Reservations: Areas of land set aside by the federal government for Native American tribes. They are typically located on land that was undesirable for settlement and are more common in the West than the East.

Black Hills: Group of low mountains in South Dakota. They were sacred to some Native American tribes and were the site of an early Sioux reservation until gold was discovered there and the Native Americans were relocated.

Indian Territory: Location of a collection of Native American reservations. The tribes of the Southeast were moved there by Andrew Jackson (including the Cherokee in the Trail of Tears) and tribes of the southern plains such as the Cheyanne, Arapaho and Comanche moved there in the later 1800s. It later became the state of Oklahoma.

Carlisle Indian School: Most famous of the many boarding schools for young Native Americans. These schools were meant to Americanize children by teaching them English and how to participate in White society.

EVENTS

Sand Creek Massacre: 1864 attack on a Cheyenne village in Colorado by troops under the command of John Chivington. They murdered approximately 100 people, including women and children. Although the army official condemned his actions, the raid served as a model for later attacks and Native American tribes remembered it as a reason not to trust Whites.

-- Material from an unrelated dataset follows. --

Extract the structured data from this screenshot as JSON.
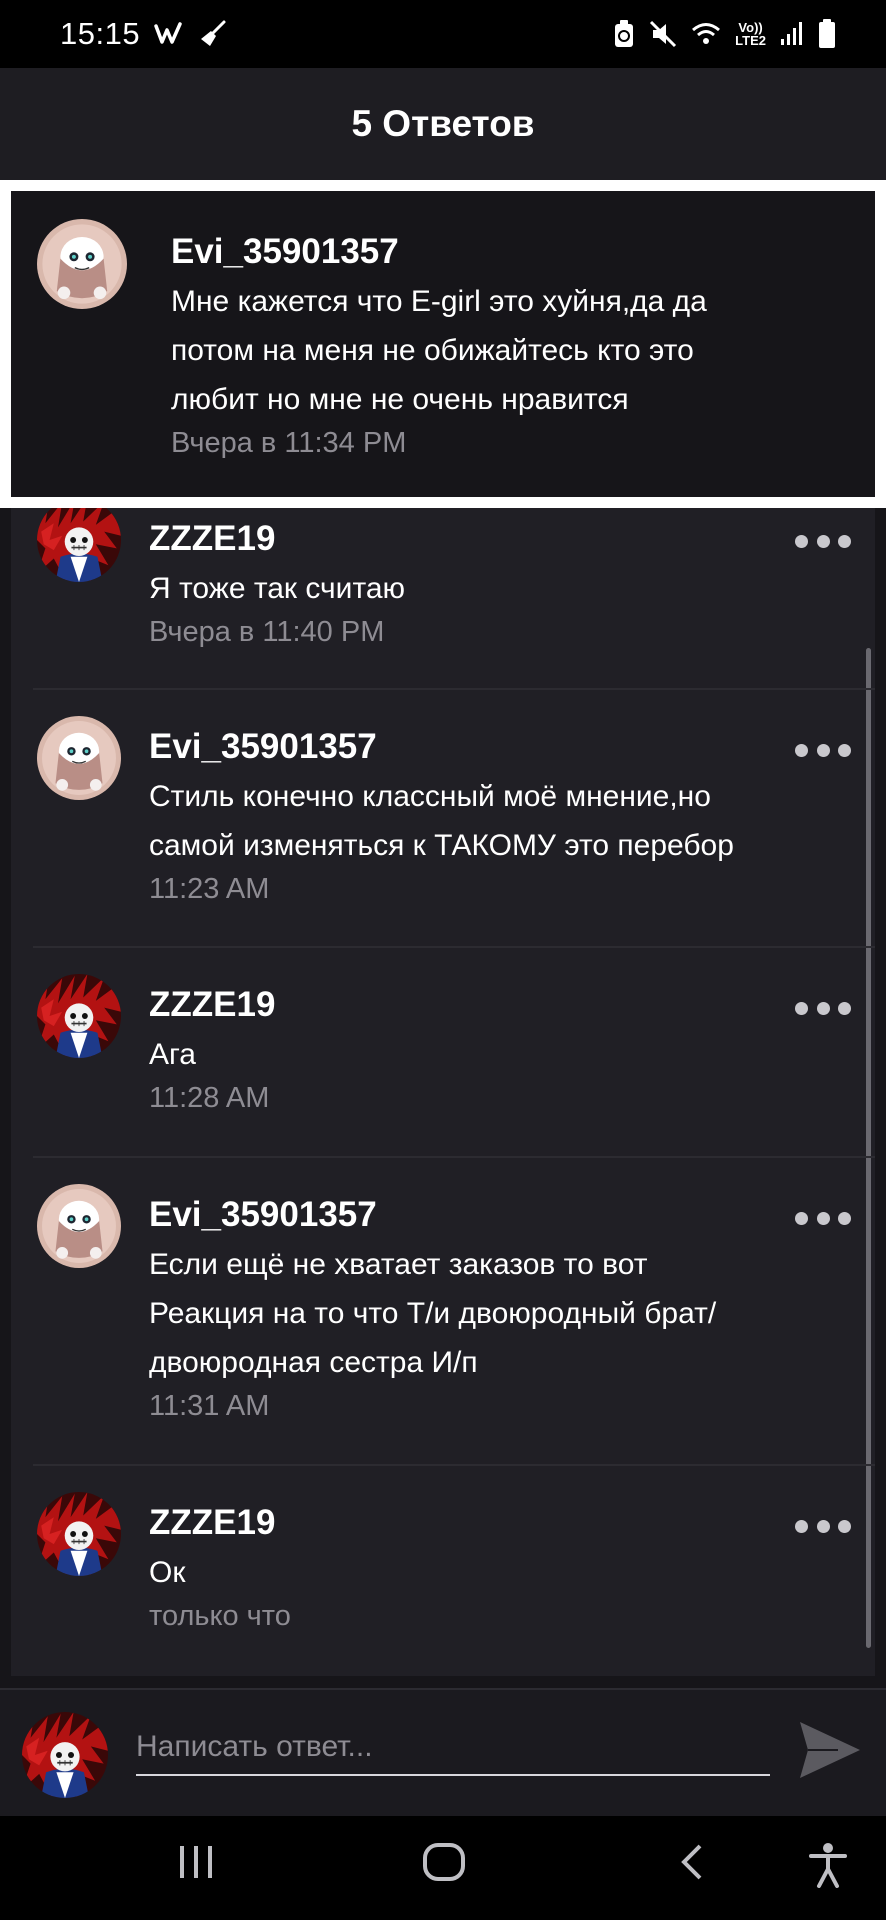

Battle of Little Bighorn: 1876 battle between the Sioux nations under the command of Sitting Bull and Crazy Horse and the 7th Cavalry under the command of George Custer. It was a rare victory for the Native Americans.

Massacre at Wounded Knee: Last of the violent conflicts between government troops and Native Americans at the end of the 1800s. In December, 1890, the army massacred between 150 and 300 Lakota Sioux who had participated in the Ghost Dance.

LAWS & TREATIES

First Treaty of Fort Laramie: 1851 agreement between the Federal Government and the tribes of the Great Plains. It set up the reservation system by establishing borders around tribal lands. In return, the government agreed to pay the tribes $50,000/year.

Second Treaty of Fort Laramie: 1868 treaty between the federal government and Sioux in which they agreed to move to the Black Hills area of South Dakota. The treaty was later broken when gold was discovered in the Black Hills.

Treaty of Medicine Lodge: 1867 collection of agreements between the federal government and the tribes of the southern Great Plains that moved them to reservations in exchange for government payouts.

Dawes Act: 1887 law that divided Native American reservations into individually owned plots of land. It was part of the process of assimilation of Native Americans into White culture and accelerated the destruction of traditional native ways of life.